Chase commented on the agreement by saying that it was the first agreement of its kind to be endorsed by his company and an individual entity of the Russian Federation.
The protocol states that the two sides will launch a number of information and communication technology projects including, but not limited to, the introduction of the WiMAX wideband Internet access protocol, resuming Intel's education programs for school teachers, as well as programs for bringing computers and Internet access to more places in Tatarstan.
According to recent research at the Moscow-based analytical center Yurii Levada as cited by Intertat, 11 percent of Russia's families have computers, while only 4 percent of them are connected to the Internet.
Parliament To Rename Education Ministry
Tatarstan's parliamentary commission on culture, science, education, and ethnic policy issues approved the recent initiative of Tatar President Mintimer Shaimiev on transforming the republican Education Ministry into the Ministry of Education and Science, Intertat reported on 2 September
The recently appointed education minister, Reis Sheikhelislamov, told the commission on 2 September that lately the demand for scientific experts had increased in Tatarstan, emphasizing the deficit of educated specialists in industry-related fields of science, while the number of universities that offer an inadequate quality of education increases. In addition, the republican government reportedly faces difficulties ensuring the use of the Tatar language in the practicing of science, despite its official status.
Sheikhelislamov noted that the renaming of his ministry will assist in its ability to redefine its mission and to help resolve existing problems.
Compiled by Iskender Nurmi
DAILY REVIEW FROM BASHKORTOSTANTrade Unions Have High Hopes For New Agreement With Employers
According to Valerii Apokin, deputy chairman of Bashkortostan's Trade Unions Federation, a new agreement between the Bashkir government, the Trade Unions Federation, and employer's unions will take force from 1 January 2005, Bashinform reported on 2 September. The agreement will represent a revised version of the document used in previous years, which will include the participants' new proposals. In future discussions of the draft document, Bashkir unions will reportedly support a stricter control of housing tariffs and salary increases for teachers and those working in the medical sector, as well as an increase in compensation for work-related injuries.
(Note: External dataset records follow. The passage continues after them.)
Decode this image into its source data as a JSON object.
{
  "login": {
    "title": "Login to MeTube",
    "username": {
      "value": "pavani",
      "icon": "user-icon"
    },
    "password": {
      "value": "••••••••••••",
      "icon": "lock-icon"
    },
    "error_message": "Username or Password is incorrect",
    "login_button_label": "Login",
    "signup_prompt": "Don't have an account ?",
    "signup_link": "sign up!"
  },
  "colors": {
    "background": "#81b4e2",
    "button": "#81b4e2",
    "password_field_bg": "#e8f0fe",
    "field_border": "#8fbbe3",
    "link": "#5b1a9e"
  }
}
Sterlitamaq's Industrial Growth Prompts Environmental Concerns
Environmentalists have raised serious concerns about the recent increase in industrial production and air pollution in Bashkortostan's second city Sterlitamaq, Regnum reported on 2 September. The agency quoted Rafael Absalyamov, the head of the city's environmental board, as saying that the current increase of industrial activity has not been accompanied by sufficient air-purifying technology or a system of monitoring and control of the city's environmental situation. Absalyamov said that Sterlitamaq's automated system of monitoring air pollution stopped functioning two years ago.
Military Official Says 'Criminals' Will Be Punished For Terrorist Acts
Vasilii Smirnov, the head of the main logistics and mobilization department of the General Staff of the Russian Armed Forces, on 2 September told Bashinform that he agreed with the recent statement of Defense Minister Sergei Ivanov assessing the 1 September hostage-taking in North Ossetia as an act of war against Russia. He said he was sure that such attacks "will have an adequate response," adding that "criminals who committed these inhumane acts will be punished."